# Sydney Forex Trading Accountability Group



## PPC NO 1 (23 June 2016)

Hi, I’m looking for 4-5 forex trading buddies who would like to meetup once a month to discuss our trading setups. However, if you’re trading stock or futures market then I’m also okay with that as long as you’re using technical analysis to take your trade setups. So it’s more like *a small accountability group*. The requirements to join this group are simple:
1. Must maintain a trading journal for all the setups that you take. It doesn’t matter whether you’re using demo or real account. A trading journal can be in an excel spreadsheet, downloaded historical transactions from your trading platform or myfxbook. You can hide the amount of dollar risked per trade.  If you’re still in backtesting stage, I’m okay with that as long as you keep a journal of your backtesting results.
2. You must not keep changing your trading systems every time they stop working.
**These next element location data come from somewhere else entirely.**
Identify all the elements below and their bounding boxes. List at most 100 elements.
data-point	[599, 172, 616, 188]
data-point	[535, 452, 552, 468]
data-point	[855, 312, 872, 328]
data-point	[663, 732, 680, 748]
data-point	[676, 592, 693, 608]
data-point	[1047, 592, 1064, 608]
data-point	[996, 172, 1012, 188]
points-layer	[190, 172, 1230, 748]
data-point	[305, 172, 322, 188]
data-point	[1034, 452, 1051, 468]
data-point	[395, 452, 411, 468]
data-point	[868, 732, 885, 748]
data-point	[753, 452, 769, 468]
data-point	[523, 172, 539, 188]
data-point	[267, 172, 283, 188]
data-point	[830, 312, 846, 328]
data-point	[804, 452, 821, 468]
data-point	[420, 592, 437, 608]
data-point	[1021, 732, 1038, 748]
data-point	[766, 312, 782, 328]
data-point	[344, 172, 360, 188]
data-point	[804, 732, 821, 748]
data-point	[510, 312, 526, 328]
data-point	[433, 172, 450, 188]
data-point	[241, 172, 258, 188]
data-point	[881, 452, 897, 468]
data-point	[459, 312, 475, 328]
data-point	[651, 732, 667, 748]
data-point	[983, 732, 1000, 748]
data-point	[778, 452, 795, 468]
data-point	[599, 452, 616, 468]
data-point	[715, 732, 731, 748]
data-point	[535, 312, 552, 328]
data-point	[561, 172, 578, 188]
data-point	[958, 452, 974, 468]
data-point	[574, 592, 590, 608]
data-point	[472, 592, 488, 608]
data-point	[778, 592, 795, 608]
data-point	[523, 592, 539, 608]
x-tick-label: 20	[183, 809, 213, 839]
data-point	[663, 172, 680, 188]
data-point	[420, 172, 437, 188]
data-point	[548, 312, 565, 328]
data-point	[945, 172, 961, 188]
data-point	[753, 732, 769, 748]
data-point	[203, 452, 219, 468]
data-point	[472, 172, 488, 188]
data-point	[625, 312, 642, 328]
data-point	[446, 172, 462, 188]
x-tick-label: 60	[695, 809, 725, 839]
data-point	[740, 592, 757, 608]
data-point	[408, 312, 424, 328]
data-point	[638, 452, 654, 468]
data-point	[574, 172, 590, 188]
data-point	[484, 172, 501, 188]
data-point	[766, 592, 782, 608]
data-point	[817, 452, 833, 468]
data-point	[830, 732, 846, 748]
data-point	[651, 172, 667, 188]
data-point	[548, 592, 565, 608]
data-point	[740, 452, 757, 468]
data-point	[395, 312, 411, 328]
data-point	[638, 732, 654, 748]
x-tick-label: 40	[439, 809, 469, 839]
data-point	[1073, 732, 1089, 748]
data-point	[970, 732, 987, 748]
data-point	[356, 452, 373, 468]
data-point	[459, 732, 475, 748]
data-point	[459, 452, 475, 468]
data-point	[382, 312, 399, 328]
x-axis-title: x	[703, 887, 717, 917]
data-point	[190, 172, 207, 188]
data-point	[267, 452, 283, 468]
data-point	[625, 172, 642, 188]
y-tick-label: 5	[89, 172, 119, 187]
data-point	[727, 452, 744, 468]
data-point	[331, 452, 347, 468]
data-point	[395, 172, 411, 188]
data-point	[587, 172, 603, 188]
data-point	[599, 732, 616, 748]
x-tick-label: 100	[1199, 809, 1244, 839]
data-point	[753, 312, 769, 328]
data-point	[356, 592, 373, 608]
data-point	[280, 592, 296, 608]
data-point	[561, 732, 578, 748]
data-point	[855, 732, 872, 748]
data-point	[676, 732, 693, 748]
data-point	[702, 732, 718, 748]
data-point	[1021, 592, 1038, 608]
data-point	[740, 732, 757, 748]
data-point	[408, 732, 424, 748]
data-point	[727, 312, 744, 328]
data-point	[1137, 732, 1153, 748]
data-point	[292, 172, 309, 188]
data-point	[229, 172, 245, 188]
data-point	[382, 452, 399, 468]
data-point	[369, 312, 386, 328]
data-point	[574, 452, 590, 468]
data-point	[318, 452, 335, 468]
If you want to change your trading system, then you must show to me that you’ve done your backtesting or forward testing the system on demo/live account for at least 6 months.
I am serious about forex trading and have spent a lot of my free time learning forex trading so I want to hang out with traders who have the same level of commitment. A little bit about myself. I’ve been learning and trading forex for 5 years now. Still a breakeven trader  I love to trade using price action. I have 2 trading systems; one is for ranging market and the other one is for trending market. I think forex trading is a lonely journey so it’ll be good if I can have a discussion with other serious traders. Hopefully we can help each other to become a better forex/share/futures trader.


----------